For the moment, let’s stop worrying about politics, President Trump’s Twitter account and health care reform, and instead think about health - our own, and our loved ones.
The lead-up to Fourth of July weekend will see the year’s highest number of Texans enjoying our lakes.
The fact that in many cases, alcohol will be involved should be a sobering thought.
Texas ranks among the top five states in boating fatalities. Part of that is the number of boats registered in the state. Texas is traditionally among the top 10 boating states in the country. In 2016 there were more than 580,000 boats registered in the state making it sixth behind Florida, Minnesota, Michigan, California and Wisconsin.
But it’s not just that.
Last year the Texas Parks and Wildlife Department recorded 35 boating fatalities. That’s an unacceptable number. Alcohol has played a part in many of those fatalities. And as many as 85 percent of the victims would be alive today if they had worn life jackets.
TPWD has a long list of statistics that should scare people into thinking about their actions on the water. The department recorded 155 arrests for boating while intoxicated last year.
Alcohol is suspected to be involved in more than half of all boating accidents.
“Drinking and boating do not mix,” said Cody Jones, TPWD Assistant Commander for Marine Enforcement. “Not only is it the law, refraining from drinking alcohol while operating a vessel could save your life and the life of your loved ones.”
Boating safety needs to start long before getting to the lake, first by making sure the boat and trailer are in good working condition. Depending on use, engines need to be tuned, lights should be checked and old fuel replaced.
When packing for a day on the lake, pack wisely and along with all the drinks, whether soft drinks or more adult beverages, put in lots of water. Boaters often don’t realize how much the sun’s reflection and heat takes out of them.
Sunglasses, hats and sunscreen are important as well.
Now for some legal stuff.
In Texas, there must be a life jacket on board for everyone on the boat. Those 13 and under are required to have it on at all times, if the boat is moving.
Life jackets are hard to wear in Texas during the summer because they are hot. One option, although expensive, is suspender-type flotation devices. They inflate when submerged. Again, they’re expensive, but what is the price of safety?
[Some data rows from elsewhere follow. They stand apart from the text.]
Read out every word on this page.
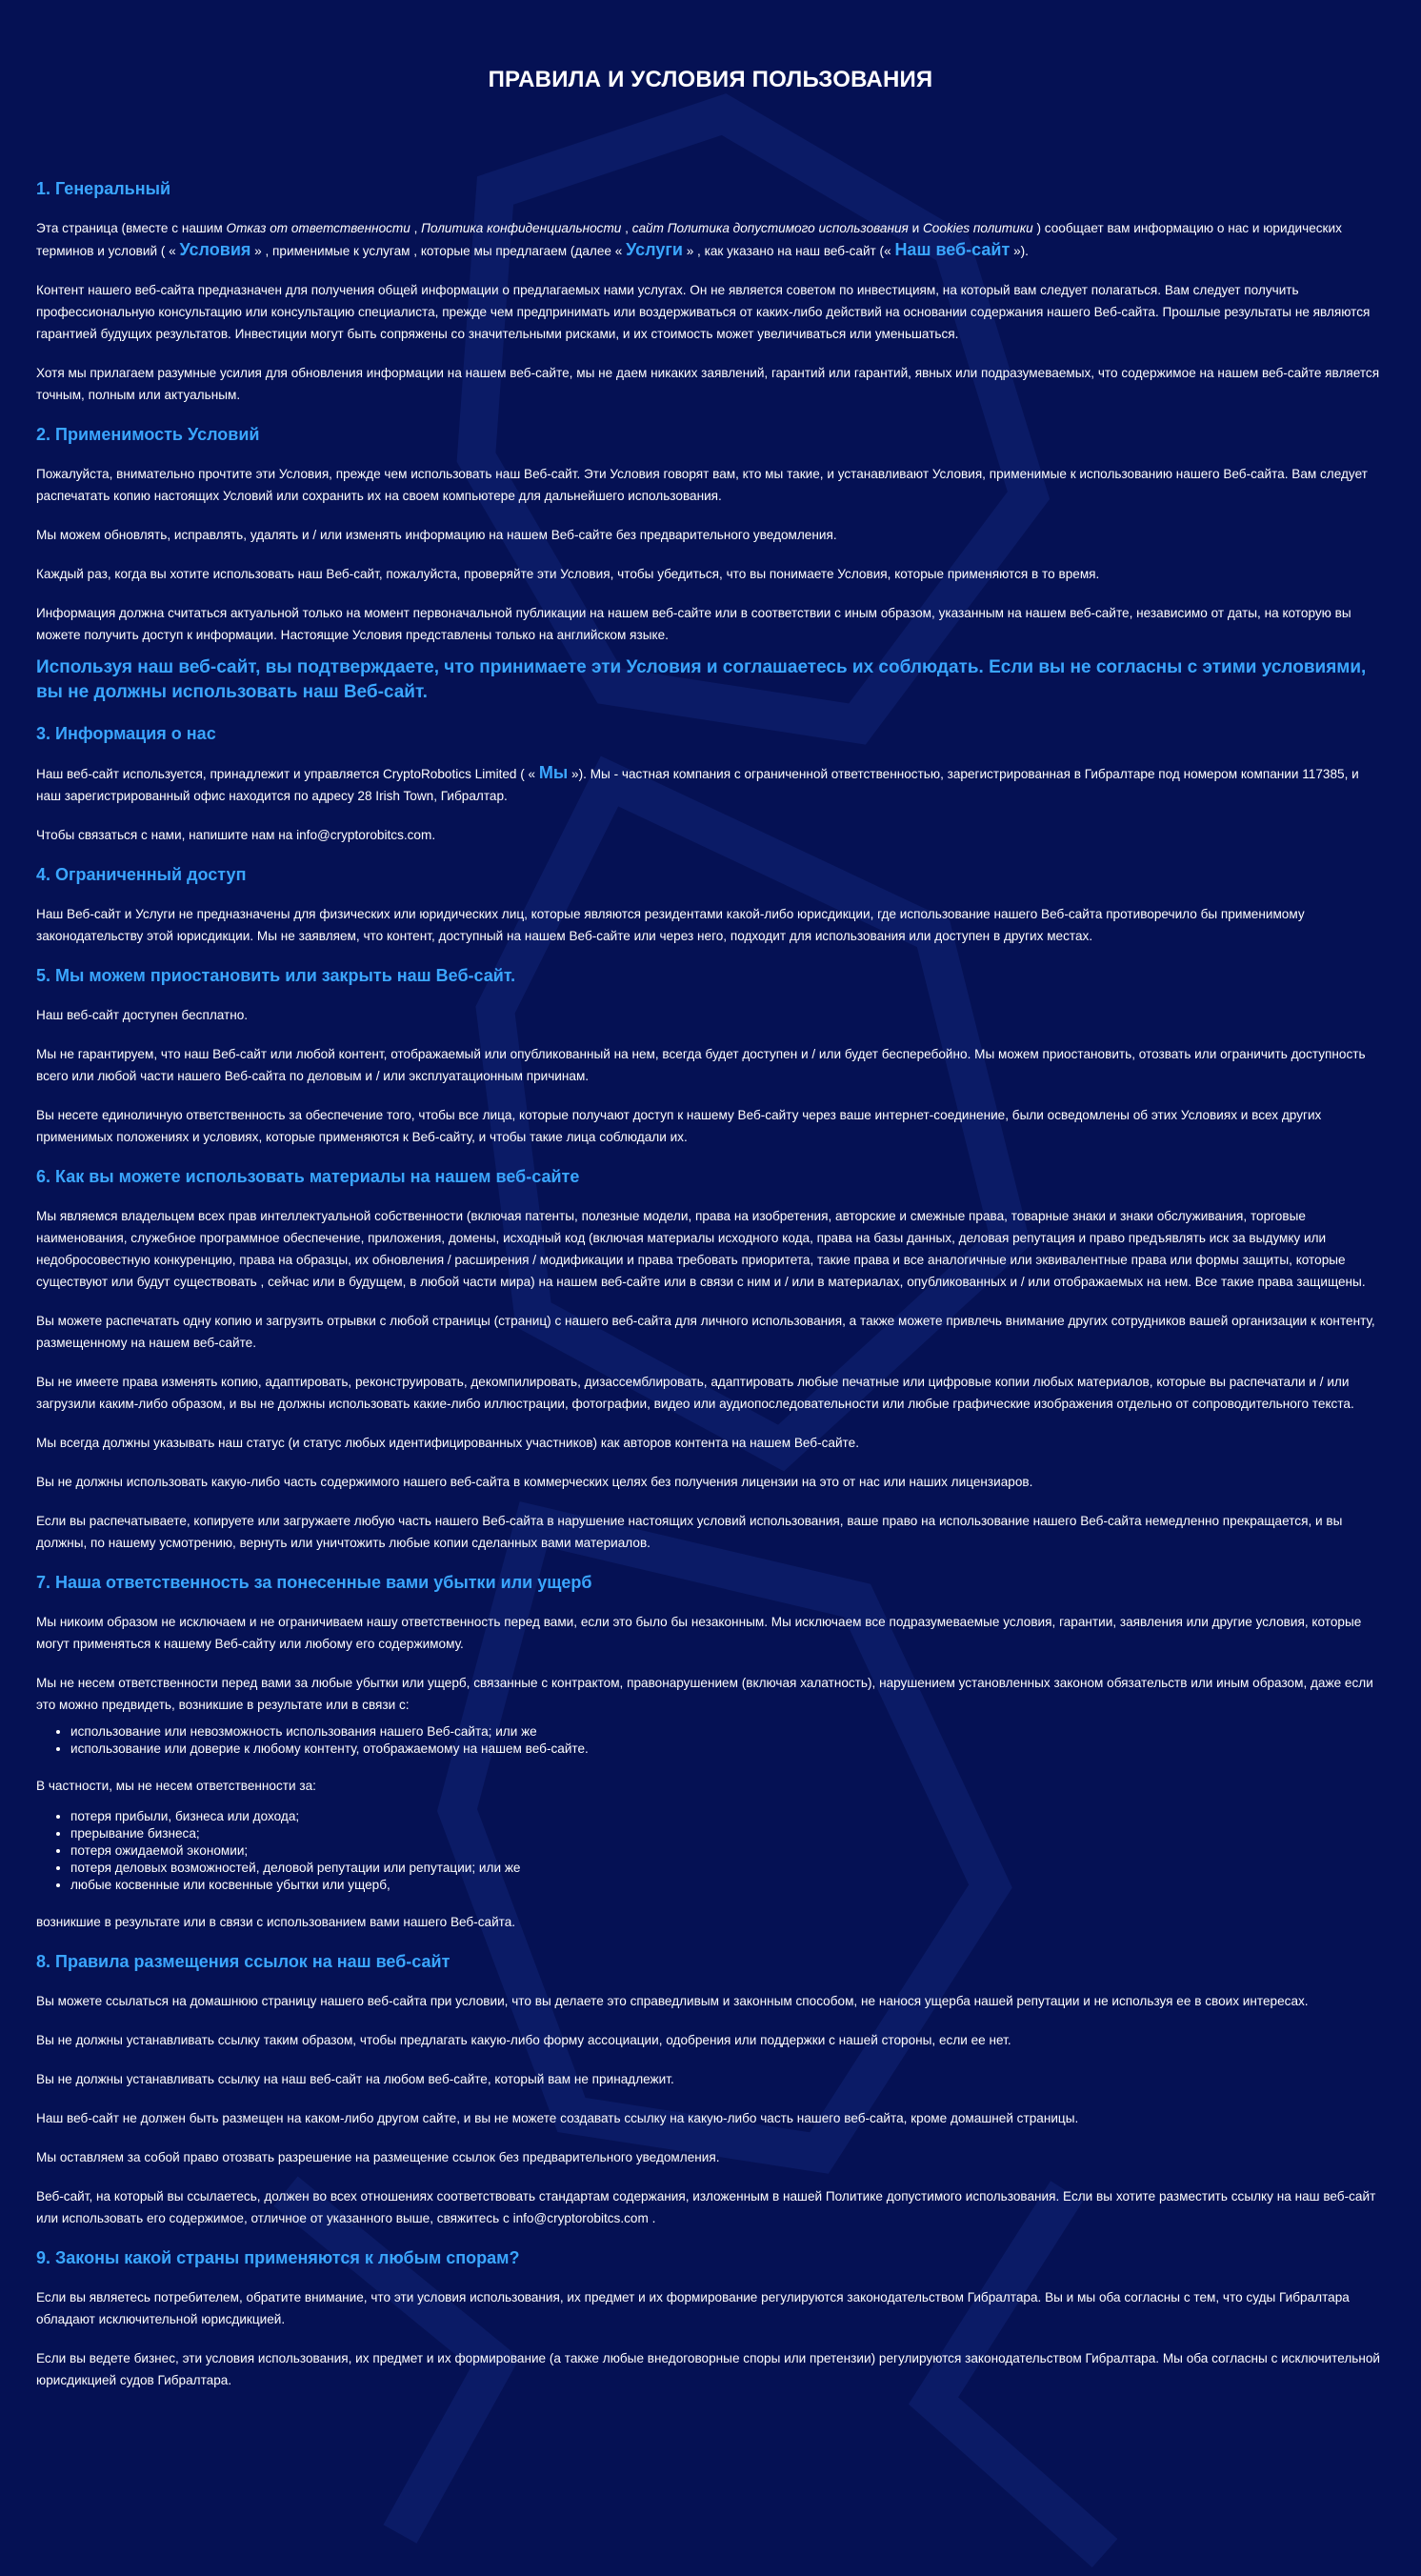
ПРАВИЛА И УСЛОВИЯ ПОЛЬЗОВАНИЯ
1. Генеральный

Эта страница (вместе с нашим Отказ от ответственности , Политика конфиденциальности , сайт Политика допустимого использования и Cookies политики ) сообщает вам информацию о нас и юридических терминов и условий ( « Условия » , применимые к услугам , которые мы предлагаем (далее « Услуги » , как указано на наш веб-сайт (« Наш веб-сайт »).

Контент нашего веб-сайта предназначен для получения общей информации о предлагаемых нами услугах. Он не является советом по инвестициям, на который вам следует полагаться. Вам следует получить профессиональную консультацию или консультацию специалиста, прежде чем предпринимать или воздерживаться от каких-либо действий на основании содержания нашего Веб-сайта. Прошлые результаты не являются гарантией будущих результатов. Инвестиции могут быть сопряжены со значительными рисками, и их стоимость может увеличиваться или уменьшаться.

Хотя мы прилагаем разумные усилия для обновления информации на нашем веб-сайте, мы не даем никаких заявлений, гарантий или гарантий, явных или подразумеваемых, что содержимое на нашем веб-сайте является точным, полным или актуальным.

2. Применимость Условий

Пожалуйста, внимательно прочтите эти Условия, прежде чем использовать наш Веб-сайт. Эти Условия говорят вам, кто мы такие, и устанавливают Условия, применимые к использованию нашего Веб-сайта. Вам следует распечатать копию настоящих Условий или сохранить их на своем компьютере для дальнейшего использования.

Мы можем обновлять, исправлять, удалять и / или изменять информацию на нашем Веб-сайте без предварительного уведомления.

Каждый раз, когда вы хотите использовать наш Веб-сайт, пожалуйста, проверяйте эти Условия, чтобы убедиться, что вы понимаете Условия, которые применяются в то время.

Информация должна считаться актуальной только на момент первоначальной публикации на нашем веб-сайте или в соответствии с иным образом, указанным на нашем веб-сайте, независимо от даты, на которую вы можете получить доступ к информации. Настоящие Условия представлены только на английском языке.

Используя наш веб-сайт, вы подтверждаете, что принимаете эти Условия и соглашаетесь их соблюдать. Если вы не согласны с этими условиями, вы не должны использовать наш Веб-сайт.

3. Информация о нас

Наш веб-сайт используется, принадлежит и управляется CryptoRobotics Limited ( « Мы »). Мы - частная компания с ограниченной ответственностью, зарегистрированная в Гибралтаре под номером компании 117385, и наш зарегистрированный офис находится по адресу 28 Irish Town, Гибралтар.

Чтобы связаться с нами, напишите нам на info@cryptorobitcs.com.

4. Ограниченный доступ

Наш Веб-сайт и Услуги не предназначены для физических или юридических лиц, которые являются резидентами какой-либо юрисдикции, где использование нашего Веб-сайта противоречило бы применимому законодательству этой юрисдикции. Мы не заявляем, что контент, доступный на нашем Веб-сайте или через него, подходит для использования или доступен в других местах.

5. Мы можем приостановить или закрыть наш Веб-сайт.

Наш веб-сайт доступен бесплатно.

Мы не гарантируем, что наш Веб-сайт или любой контент, отображаемый или опубликованный на нем, всегда будет доступен и / или будет бесперебойно. Мы можем приостановить, отозвать или ограничить доступность всего или любой части нашего Веб-сайта по деловым и / или эксплуатационным причинам.

Вы несете единоличную ответственность за обеспечение того, чтобы все лица, которые получают доступ к нашему Веб-сайту через ваше интернет-соединение, были осведомлены об этих Условиях и всех других применимых положениях и условиях, которые применяются к Веб-сайту, и чтобы такие лица соблюдали их.

6. Как вы можете использовать материалы на нашем веб-сайте

Мы являемся владельцем всех прав интеллектуальной собственности (включая патенты, полезные модели, права на изобретения, авторские и смежные права, товарные знаки и знаки обслуживания, торговые наименования, служебное программное обеспечение, приложения, домены, исходный код (включая материалы исходного кода, права на базы данных, деловая репутация и право предъявлять иск за выдумку или недобросовестную конкуренцию, права на образцы, их обновления / расширения / модификации и права требовать приоритета, такие права и все аналогичные или эквивалентные права или формы защиты, которые существуют или будут существовать , сейчас или в будущем, в любой части мира) на нашем веб-сайте или в связи с ним и / или в материалах, опубликованных и / или отображаемых на нем. Все такие права защищены.

Вы можете распечатать одну копию и загрузить отрывки с любой страницы (страниц) с нашего веб-сайта для личного использования, а также можете привлечь внимание других сотрудников вашей организации к контенту, размещенному на нашем веб-сайте.

Вы не имеете права изменять копию, адаптировать, реконструировать, декомпилировать, дизассемблировать, адаптировать любые печатные или цифровые копии любых материалов, которые вы распечатали и / или загрузили каким-либо образом, и вы не должны использовать какие-либо иллюстрации, фотографии, видео или аудиопоследовательности или любые графические изображения отдельно от сопроводительного текста.

Мы всегда должны указывать наш статус (и статус любых идентифицированных участников) как авторов контента на нашем Веб-сайте.

Вы не должны использовать какую-либо часть содержимого нашего веб-сайта в коммерческих целях без получения лицензии на это от нас или наших лицензиаров.

Если вы распечатываете, копируете или загружаете любую часть нашего Веб-сайта в нарушение настоящих условий использования, ваше право на использование нашего Веб-сайта немедленно прекращается, и вы должны, по нашему усмотрению, вернуть или уничтожить любые копии сделанных вами материалов.

7. Наша ответственность за понесенные вами убытки или ущерб

Мы никоим образом не исключаем и не ограничиваем нашу ответственность перед вами, если это было бы незаконным. Мы исключаем все подразумеваемые условия, гарантии, заявления или другие условия, которые могут применяться к нашему Веб-сайту или любому его содержимому.

Мы не несем ответственности перед вами за любые убытки или ущерб, связанные с контрактом, правонарушением (включая халатность), нарушением установленных законом обязательств или иным образом, даже если это можно предвидеть, возникшие в результате или в связи с:

• использование или невозможность использования нашего Веб-сайта; или же
• использование или доверие к любому контенту, отображаемому на нашем веб-сайте.

В частности, мы не несем ответственности за:

• потеря прибыли, бизнеса или дохода;
• прерывание бизнеса;
• потеря ожидаемой экономии;
• потеря деловых возможностей, деловой репутации или репутации; или же
• любые косвенные или косвенные убытки или ущерб,

возникшие в результате или в связи с использованием вами нашего Веб-сайта.

8. Правила размещения ссылок на наш веб-сайт

Вы можете ссылаться на домашнюю страницу нашего веб-сайта при условии, что вы делаете это справедливым и законным способом, не нанося ущерба нашей репутации и не используя ее в своих интересах.

Вы не должны устанавливать ссылку таким образом, чтобы предлагать какую-либо форму ассоциации, одобрения или поддержки с нашей стороны, если ее нет.

Вы не должны устанавливать ссылку на наш веб-сайт на любом веб-сайте, который вам не принадлежит.

Наш веб-сайт не должен быть размещен на каком-либо другом сайте, и вы не можете создавать ссылку на какую-либо часть нашего веб-сайта, кроме домашней страницы.

Мы оставляем за собой право отозвать разрешение на размещение ссылок без предварительного уведомления.

Веб-сайт, на который вы ссылаетесь, должен во всех отношениях соответствовать стандартам содержания, изложенным в нашей Политике допустимого использования. Если вы хотите разместить ссылку на наш веб-сайт или использовать его содержимое, отличное от указанного выше, свяжитесь с info@cryptorobitcs.com .

9. Законы какой страны применяются к любым спорам?

Если вы являетесь потребителем, обратите внимание, что эти условия использования, их предмет и их формирование регулируются законодательством Гибралтара. Вы и мы оба согласны с тем, что суды Гибралтара обладают исключительной юрисдикцией.

Если вы ведете бизнес, эти условия использования, их предмет и их формирование (а также любые внедоговорные споры или претензии) регулируются законодательством Гибралтара. Мы оба согласны с исключительной юрисдикцией судов Гибралтара.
And these days, officials warn that smaller vessels, such as paddleboards and kayaks have their own risks.
“It’s so easy to get in a paddle craft now - people are going out and having fun but they don’t know a lot about the boat they are operating,” TPWD says.
Frankly, everyone can use a break about now. And these summer weekends are a great time to reflect on what unites us, rather than divides us.
But let’s not ruin it with thoughtlessness out on the water.